She said, and I quote,

“That generation is coddled, and everything’s been handed to them, so they go into the real world and they’re surprised this is what we’ve all been dealing with. Welcome,”

she said,

“it’s a battle.”

Frankly, my guess is that a lot of Americans are waking up to a problem that they certainly knew existed but probably did not believe would exist to such an extent as we are now finding out. And, of course, one of the big questions is now where will these revelations end? The answer: We have no idea.

We have come back full circle to the Christian biblical worldview, and we have to remind ourselves, even if the secular world is mired in its confusion, that the very existence of that confusion, the struggle we now see of so many in the secular world defined as some form of moral traction that reveals to us the indispensability of the biblical worldview, and it also reveals to us, and should do so humbly, that we would have no better traction left to our own judgment and moral devices. The fact is that moral relativism has no solid ground on which to stand, and, thus, every single moral controversy, well it is independent of every other major moral controversy because they will not be decided on principle, but rather, more than may often be acknowledged, just in terms of moral urgency and political expediency.

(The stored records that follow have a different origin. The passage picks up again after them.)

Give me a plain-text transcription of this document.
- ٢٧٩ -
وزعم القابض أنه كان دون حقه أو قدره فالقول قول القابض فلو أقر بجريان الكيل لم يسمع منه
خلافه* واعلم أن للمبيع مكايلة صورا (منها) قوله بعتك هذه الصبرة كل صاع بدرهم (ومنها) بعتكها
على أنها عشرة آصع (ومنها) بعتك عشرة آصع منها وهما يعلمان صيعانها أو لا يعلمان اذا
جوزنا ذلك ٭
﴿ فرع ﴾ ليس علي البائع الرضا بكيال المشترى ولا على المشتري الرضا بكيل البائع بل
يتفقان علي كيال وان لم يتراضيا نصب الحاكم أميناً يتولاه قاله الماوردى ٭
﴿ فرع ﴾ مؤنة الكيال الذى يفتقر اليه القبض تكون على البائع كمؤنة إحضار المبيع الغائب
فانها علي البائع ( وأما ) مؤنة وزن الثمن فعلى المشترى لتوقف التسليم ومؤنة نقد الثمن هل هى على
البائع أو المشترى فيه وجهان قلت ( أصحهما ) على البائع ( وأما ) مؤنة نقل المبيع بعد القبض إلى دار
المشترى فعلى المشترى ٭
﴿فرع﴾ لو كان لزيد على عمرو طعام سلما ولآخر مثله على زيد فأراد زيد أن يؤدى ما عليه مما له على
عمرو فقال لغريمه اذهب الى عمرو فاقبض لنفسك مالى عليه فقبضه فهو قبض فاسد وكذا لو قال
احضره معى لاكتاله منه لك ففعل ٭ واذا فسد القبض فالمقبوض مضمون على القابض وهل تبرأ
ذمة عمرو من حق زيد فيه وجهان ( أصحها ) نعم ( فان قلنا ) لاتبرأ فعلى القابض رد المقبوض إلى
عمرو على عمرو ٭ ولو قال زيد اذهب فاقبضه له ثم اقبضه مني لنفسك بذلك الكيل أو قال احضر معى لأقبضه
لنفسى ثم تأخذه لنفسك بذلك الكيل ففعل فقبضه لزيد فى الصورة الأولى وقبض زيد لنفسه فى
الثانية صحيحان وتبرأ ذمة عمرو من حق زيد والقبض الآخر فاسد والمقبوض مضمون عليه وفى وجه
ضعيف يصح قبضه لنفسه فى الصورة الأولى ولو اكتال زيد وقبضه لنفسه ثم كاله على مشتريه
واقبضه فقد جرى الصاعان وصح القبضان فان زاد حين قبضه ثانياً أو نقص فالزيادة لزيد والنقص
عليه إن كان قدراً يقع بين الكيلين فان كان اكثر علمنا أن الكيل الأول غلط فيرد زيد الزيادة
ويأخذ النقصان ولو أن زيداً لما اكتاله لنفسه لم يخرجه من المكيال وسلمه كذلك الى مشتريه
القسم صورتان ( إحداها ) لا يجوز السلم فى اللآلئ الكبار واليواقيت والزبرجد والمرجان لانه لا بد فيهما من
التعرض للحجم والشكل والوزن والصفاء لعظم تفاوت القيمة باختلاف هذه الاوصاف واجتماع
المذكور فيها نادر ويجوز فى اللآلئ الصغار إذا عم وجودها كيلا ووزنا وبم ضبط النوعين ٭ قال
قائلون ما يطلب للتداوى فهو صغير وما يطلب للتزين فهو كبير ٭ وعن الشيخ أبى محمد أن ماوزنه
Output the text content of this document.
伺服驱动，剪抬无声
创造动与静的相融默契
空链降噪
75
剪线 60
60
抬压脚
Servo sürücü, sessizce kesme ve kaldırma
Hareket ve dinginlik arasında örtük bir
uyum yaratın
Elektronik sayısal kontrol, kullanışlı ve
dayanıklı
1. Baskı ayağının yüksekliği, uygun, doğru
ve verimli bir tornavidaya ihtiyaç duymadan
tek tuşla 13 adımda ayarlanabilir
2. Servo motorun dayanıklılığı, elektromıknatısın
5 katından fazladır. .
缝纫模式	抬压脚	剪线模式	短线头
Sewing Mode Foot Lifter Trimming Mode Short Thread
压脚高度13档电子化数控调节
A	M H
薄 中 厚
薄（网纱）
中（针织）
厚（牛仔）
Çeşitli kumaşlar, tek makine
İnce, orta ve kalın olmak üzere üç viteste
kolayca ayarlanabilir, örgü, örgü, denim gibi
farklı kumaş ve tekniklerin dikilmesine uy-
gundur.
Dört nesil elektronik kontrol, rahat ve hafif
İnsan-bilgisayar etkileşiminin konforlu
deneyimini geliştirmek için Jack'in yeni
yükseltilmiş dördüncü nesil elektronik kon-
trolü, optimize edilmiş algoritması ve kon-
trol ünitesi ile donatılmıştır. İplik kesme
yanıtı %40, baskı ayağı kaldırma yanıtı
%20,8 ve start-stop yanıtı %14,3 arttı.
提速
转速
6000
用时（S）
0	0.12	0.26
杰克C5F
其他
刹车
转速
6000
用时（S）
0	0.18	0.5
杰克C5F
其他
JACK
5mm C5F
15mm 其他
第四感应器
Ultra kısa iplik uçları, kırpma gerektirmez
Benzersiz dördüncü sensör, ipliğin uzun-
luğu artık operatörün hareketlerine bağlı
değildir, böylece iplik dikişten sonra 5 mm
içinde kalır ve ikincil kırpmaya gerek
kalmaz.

But even as we watch the secular world trying to figure out if it really believes what it says it believes about sexual morality, we also better be very certain that when evangelical Christians point to the Scripture and say we believe what the Bible reveals on sexual morality, we better make sure that we understand it and that we affirm it.



Part III


The odd but interesting timing of Vladimir Putin’s re-election announcement

Next, as we’re watching how moral stories unfold, there may at first appear to be no direct connection between the action taken earlier this week by the International Olympic Committee to ban Russia from the 2018 Olympic Winter games and the announcement made just one day later by Russian President Vladimir Putin that he would be running for reelection for yet another six-year term as president of Russia in the election to be held in March 2018. It might appear that there would not be any direct connection, but here’s the interesting question: Why did the Russian president make the announcement the day after the International Olympic Committee made its announcement? Wouldn’t Tuesday’s announcement by the Olympic Committee be absolutely embarrassing to the president of Russia when Russia and its government were found by the Olympic committee to be absolutely criminally complicit in the most wide-ranging doping scandal in the entire history of the Olympics? But actually there is a very direct connection. The connection is this: Vladimir Putin, who is often cited as the democratically elected president of Russia, is actually not the president of a nation that is run by any genuine democracy. It is a cult of hero worship, and in this case Vladimir Putin has built his cult of personality around the fact that he represents Russian greatness over against an international conspiracy to deny Russia of the greatness that it deserves. That is to say that oddly enough when the rest of the world sees this as Vladimir Putin’s humiliation on Tuesday, he saw it as yet another opportunity to remind the Russian people that he and no one else represents the symbolic present and future of Russian greatness. All of this over against the background that ever since the 18th century Russia has felt disrespected by the rest of the world, particularly by Europe and later by the United States. The breakup of the Soviet Union, Vladimir Putin has said, was the darkest moment in Russian history. He has been seeking, in his almost 20 years in leadership in Russia, to rebuild the kind of Russian greatness, at least in the minds of Russians, that Russia had aspired to in the past. But as many observers have pointed out, if he is indeed elected next year to an additional six-year term serving then 24 years at the helm of Russia, Vladimir Putin will effectively place himself only second to Joseph Stalin in terms of long-term leadership of Russia or the Soviet Union in the last 200 years.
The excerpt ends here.